The facts in the Municipality v. Garcia, supra, were somewhat different from those in the instant case. There an order was entered denying an injunction. Seven days later reconsideration was asked for. Three days later and before the motion for reconsideration had been decided, the plaintiff appealed. The defendants prayed that the appeal be dismissed as premature, relying upon the decision of this court in Pérez Casalduc v. Díaz Mediavilla, supra. This court overruled the motion to dismiss ancl said:

“The sentence referred to in the first sub-division is specifically a final judgment. . . .
“Neither before nor after the act of 1911 do we find satisfactory evidence of a legislative intention to the effect that a pending motion for reconsideration must be decided before perfecting an appeal from the orders enumerated in sub-division 3 of Section 295.”

The decision of this Supreme Court in Saurí v.
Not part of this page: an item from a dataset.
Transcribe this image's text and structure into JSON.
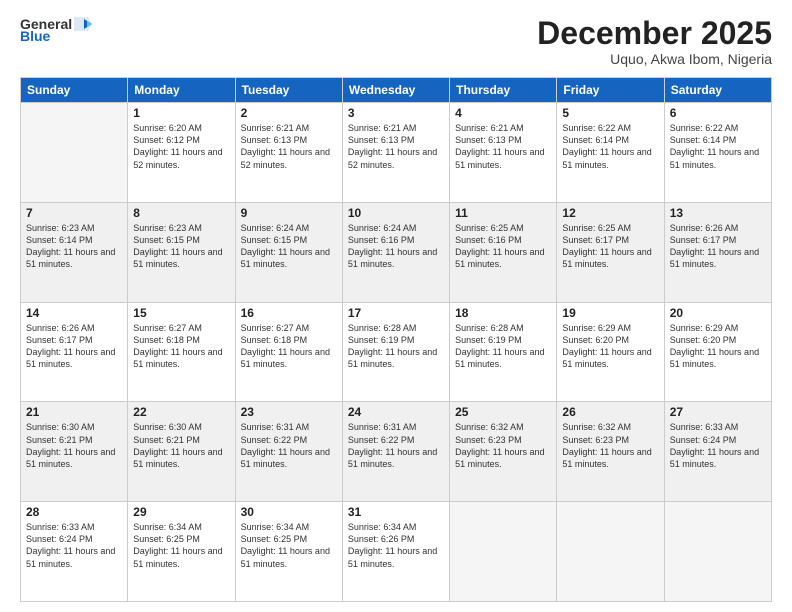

Saurí, 39 P.R.R. 461, deserves particular attention. A partition proceeding was involved. The District Court of Ponce ordered the sale of the real properties, in order that the proceeds might be divided among the co-owners; and ordered the appointment of arbiters to make the division. The judgment was notified on October 25, 1924, to the defendants and they appealed on November 22, 1924, that is, 29 days after notice. The appellee asked that the appeal be dismissed, contending that the judgment was interlocutory in so far as the partition of property was concerned, and that the appeal [479]*479blight to have been taken within ten days after the judgment was rendered and entered, as provided in Sub-division 3 of Section 295 of the Code of Civil Procedure. It was held that the judgment was a “final judgment” and as such appealable within a period of 30 days, and the appeal was allowed.